In the guise of interpreting the California constitution, the state's Supreme Court on May 15 made certain that the issue of same-sex marriage will be a national one in the 2008 presidential race. The 4-3 decision ripped away the presumed middle ground on the issue and (assuming the court grants no stay of implementation before mid-June) all but issues an invitation to out-of-state same-sex couples to migrate to California to be married between now and Election Day, November 4. This in turn makes certain that the federal courts will have the option of reinvolving themselves within a matter of months, regardless of the outcome of California's referendum on a constitutional amendment restoring traditional marriage.
First, on the destruction of the middle ground: The majority opinion by Chief Justice Ronald George, a Pete Wilson appointee, ruled that decisions by the California legislature to give same-sex domestic partnerships every right enjoyed by married couples are not enough. These partnerships must also be given the name of marriage. Any decision to deny, not the benefits, but the word "marriage" is the equivalent of the "separate but equal" rationale used by racists of bygone days to uphold segregation in southern public schools.
For politicians trying to walk down the middle of the road, leaving supporters of traditional marriage the term "marriage" while awarding gay couples some or all of the benefits of marriage, there has to be a feeling of Catch-22. Give in to the gay rights movement on substance, and judges will still equate you with the Ku Klux Klan and find your willingness to compromise a decisive reason for finishing the job. At one point in his book-length opinion, Chief Justice George helpfully indicated that his opinion might have been more moderate if California legislators had denied some of the economic benefits of marriage to gay couples.
Second, on California's immediate future as a national Mecca and pilot project for same-sex marriage: When the Massachusetts Supreme Court legalized same-sex marriage in 2003, the state already had a residency requirement on the books effectively prohibiting couples from coming to Massachusetts to marry. California puts up no such barrier.

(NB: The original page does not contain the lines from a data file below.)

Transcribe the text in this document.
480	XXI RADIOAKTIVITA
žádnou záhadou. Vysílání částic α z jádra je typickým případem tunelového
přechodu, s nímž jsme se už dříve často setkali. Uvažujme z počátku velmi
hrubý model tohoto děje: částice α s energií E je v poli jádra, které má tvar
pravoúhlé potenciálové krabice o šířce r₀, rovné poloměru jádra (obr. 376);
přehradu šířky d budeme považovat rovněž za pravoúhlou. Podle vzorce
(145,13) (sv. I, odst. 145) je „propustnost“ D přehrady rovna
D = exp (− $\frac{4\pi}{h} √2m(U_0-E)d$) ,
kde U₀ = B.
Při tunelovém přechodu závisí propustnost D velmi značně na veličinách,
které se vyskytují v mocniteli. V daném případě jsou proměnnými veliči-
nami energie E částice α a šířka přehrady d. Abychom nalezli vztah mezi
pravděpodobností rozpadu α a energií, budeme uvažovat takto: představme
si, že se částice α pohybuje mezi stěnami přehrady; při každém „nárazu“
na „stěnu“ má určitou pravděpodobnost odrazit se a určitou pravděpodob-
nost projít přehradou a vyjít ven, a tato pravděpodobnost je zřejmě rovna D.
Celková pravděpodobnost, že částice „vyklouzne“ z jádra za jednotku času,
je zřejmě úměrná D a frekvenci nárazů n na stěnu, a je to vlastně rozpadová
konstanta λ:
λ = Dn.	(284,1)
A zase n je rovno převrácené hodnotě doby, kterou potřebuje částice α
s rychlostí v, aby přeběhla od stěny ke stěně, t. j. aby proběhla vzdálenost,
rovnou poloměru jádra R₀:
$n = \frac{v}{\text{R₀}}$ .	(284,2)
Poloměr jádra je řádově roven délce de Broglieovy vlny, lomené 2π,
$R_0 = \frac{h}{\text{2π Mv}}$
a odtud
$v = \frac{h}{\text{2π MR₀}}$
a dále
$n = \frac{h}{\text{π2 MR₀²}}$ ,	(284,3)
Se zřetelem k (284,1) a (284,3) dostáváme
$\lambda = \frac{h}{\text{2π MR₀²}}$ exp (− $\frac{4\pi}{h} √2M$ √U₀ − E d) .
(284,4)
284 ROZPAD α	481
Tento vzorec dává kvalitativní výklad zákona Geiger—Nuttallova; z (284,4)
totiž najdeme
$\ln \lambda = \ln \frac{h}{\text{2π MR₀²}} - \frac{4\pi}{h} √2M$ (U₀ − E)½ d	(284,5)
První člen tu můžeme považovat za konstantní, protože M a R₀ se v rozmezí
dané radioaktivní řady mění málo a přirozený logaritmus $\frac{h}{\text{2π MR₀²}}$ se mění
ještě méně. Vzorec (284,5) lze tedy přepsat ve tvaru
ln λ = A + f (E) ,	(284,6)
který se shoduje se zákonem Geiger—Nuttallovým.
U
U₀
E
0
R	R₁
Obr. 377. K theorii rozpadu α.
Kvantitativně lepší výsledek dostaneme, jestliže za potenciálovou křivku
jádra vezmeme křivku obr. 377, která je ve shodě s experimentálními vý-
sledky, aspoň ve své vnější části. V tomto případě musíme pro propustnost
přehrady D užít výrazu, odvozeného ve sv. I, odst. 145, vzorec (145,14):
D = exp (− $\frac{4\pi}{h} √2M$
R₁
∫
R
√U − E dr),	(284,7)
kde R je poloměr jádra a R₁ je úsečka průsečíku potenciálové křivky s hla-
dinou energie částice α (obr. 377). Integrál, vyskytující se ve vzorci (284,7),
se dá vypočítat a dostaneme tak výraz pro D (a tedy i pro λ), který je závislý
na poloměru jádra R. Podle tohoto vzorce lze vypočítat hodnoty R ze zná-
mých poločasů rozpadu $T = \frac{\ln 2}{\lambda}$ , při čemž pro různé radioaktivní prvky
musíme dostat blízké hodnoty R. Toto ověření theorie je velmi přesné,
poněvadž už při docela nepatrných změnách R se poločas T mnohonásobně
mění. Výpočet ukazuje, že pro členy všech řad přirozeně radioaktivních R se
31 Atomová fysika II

The fact that a state constitutional amendment may end same-sex marriage in California if passed by state voters on November 4--the first polling since the decision indicates the amendment has roughly a 3-2 lead--makes couples more rather than less likely to jam into California's wedding venues in the weeks and months before the election. That is because passage of the amendment would bring an abrupt end to same-sex weddings in California without in any way invalidating the marriages performed during the four-month window between mid-June and early November. In these four-plus months, same-sex marriages performed in California will have the force of law thanks to the state's Supreme Court, and even after a voter reversal, should it occur, California officials may have no ground for regarding the couples married during the window as anything other than legally married.
This should in turn prompt the long-awaited challenge in federal courts to the Defense of Marriage Act (DOMA) of 1996, passed overwhelmingly by Congress and signed into law by President Clinton. The purpose of DOMA was to enable states favoring traditional marriage to avoid the consequences of the Full Faith and Credit provision in the Constitution. This provision allows beneficiaries of one state's laws to go to another state without forfeiting those benefits. Many legal observers believe DOMA is unlikely to survive court challenge, given the mind-set of the federal judiciary and the existence, thanks to the judges in California, of newly "married" couples in most other states with clear standing to sue.
As to the presidential race, neither John McCain nor Barack Obama will be able to campaign in California without answering detailed questions on the court decision and (assuming it goes to ballot) the referendum to overturn it by amending the state constitution. In fact, McCain has prospectively endorsed the California amendment, whereas Obama has said he "respects" the decision of the court. While nominally in favor of marriage as being between a man and a woman, Obama will not favor a Yes vote on the ballot measure, which is California's only chance to restore the definition Obama says he favors.
But respecting the decision of one state's high court to ratify same-sex marriage does not commit Obama to spreading same-sex marriage everywhere else--does it?
In real terms, it does. The Defense of Marriage Act is now the only (very shaky) legal barrier standing in the path of nationally mandated recognition of same-sex marriage. What is Obama's stance on DOMA? He recently endorsed its repeal.
Needless to say, Obama also opposes amending the U.S. Constitution to protect traditional marriage, even though with DOMA overturned or repealed a federal amendment would become the only possible means of achieving that end. (McCain has also opposed the federal amendment, but he has indicated he will endorse it if the state-by-state decision-making he favors becomes impossible.)
Finally, the California decision brings front and center the two candidates' views of judicial appointments. McCain is committed to selecting advocates of judicial restraint, along the lines of recently confirmed justices John Roberts and Samuel Alito. Obama voted against both Roberts and Alito. His criteria for selection would be "what is in the judge's heart" and "one's deepest values, one's core concerns, one's broader perspectives on how the world works, and the depth and breadth of one's empathy."
Thanks in large part to four justices in California, the choices on November 4, in the nation as well as in California, could not be clearer or more consequential.
Jeffrey Bell, a visiting fellow at the Ethics and Public Policy Center, is writing a book on social conservatism to be published by Encounter Books in 2009.